One of the problems of employees who work remote is the feeling that they are not valued.
To be fair, managers are overwhelmed and taking time to make the employees feel cherished and valued does not do anything to knock down that massive list of items on the to-do list.
However, failure to focus on the employees will do much more damage then failure to focus on the to-do list.
Here are five methods of making employees feel valued:
1. The first day of employment is critical
If the employee shows up early Monday morning ready to work and nothing is ready for them, it does not give a feeling of being valued.
To make the employee feel valued, delay their start date until a laptop, badge, email accounts, and office security access is all completed. That makes the new employee feel like you are anxious for them to start work.
Does your office have a written process for all of the items that need to be arranged for a new employee?
2. Introduce the new employee
No problem in a small company but medium and large size companies can make the employee feel invisible if they don’t introduce them to everyone.
This can be done with an email to all employees in the company or division.
A conference works fine if the current employees are not physically located together.
3. Keep all the employees informed of current activities
A weekly meeting or at least an email about current activities with the team really helps keep employees feeling cherished.
It also goes a long way to keep the speculation and gossiping to a minimum.
4. Personal contact with each employee
This is the hardest one.
You need to spend time with each employee on a regular basis.
This can be done in person or by phone.
Over time, you should know if they are married or not, have any children, what their hobbies are, where they go on vacation, etc.
Also, spend time talking with them about their work. Not being critical and scaring them but truly wanting to find out how their work is going.

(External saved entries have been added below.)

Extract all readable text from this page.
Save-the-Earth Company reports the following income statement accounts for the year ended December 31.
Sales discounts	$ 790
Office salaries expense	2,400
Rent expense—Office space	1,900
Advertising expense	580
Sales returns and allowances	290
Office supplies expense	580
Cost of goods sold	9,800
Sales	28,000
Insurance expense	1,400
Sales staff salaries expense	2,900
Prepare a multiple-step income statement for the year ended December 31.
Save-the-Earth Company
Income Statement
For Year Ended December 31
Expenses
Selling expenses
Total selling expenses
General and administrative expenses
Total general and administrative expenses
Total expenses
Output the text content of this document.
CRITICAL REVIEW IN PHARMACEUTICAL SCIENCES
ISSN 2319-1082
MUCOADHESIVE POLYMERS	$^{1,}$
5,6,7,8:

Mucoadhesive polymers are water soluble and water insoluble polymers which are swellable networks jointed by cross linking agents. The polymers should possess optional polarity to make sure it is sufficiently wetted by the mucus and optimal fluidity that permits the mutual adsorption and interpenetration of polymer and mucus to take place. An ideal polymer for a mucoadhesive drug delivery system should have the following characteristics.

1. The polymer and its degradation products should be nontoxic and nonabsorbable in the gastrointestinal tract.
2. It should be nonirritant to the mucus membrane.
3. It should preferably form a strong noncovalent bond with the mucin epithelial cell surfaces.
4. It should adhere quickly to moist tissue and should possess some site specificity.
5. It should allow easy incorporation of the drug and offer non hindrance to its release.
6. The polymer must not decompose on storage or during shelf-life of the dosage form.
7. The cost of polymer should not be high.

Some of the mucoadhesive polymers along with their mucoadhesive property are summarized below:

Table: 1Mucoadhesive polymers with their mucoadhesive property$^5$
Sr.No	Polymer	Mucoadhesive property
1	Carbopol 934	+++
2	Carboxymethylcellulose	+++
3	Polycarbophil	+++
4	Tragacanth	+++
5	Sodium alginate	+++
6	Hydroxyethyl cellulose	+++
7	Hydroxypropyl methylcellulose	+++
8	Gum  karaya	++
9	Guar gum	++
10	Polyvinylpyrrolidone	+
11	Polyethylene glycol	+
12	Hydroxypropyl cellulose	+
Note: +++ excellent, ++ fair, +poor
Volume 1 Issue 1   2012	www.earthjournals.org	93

For example, you could find out that there are some procurement processes that are inefficient or blocking. You would never find out if you didn’t have a genuine conversation with the employee.
Bottom Line
I will discuss additional methods in the future how employees can feel cherished.
The bottom line is that time spent with the employee can pay back fantastically. I don’t mean perfunctory, rote time but genuine care about your employees.
Each employee wants attention in a different way and you need to learn their preferences.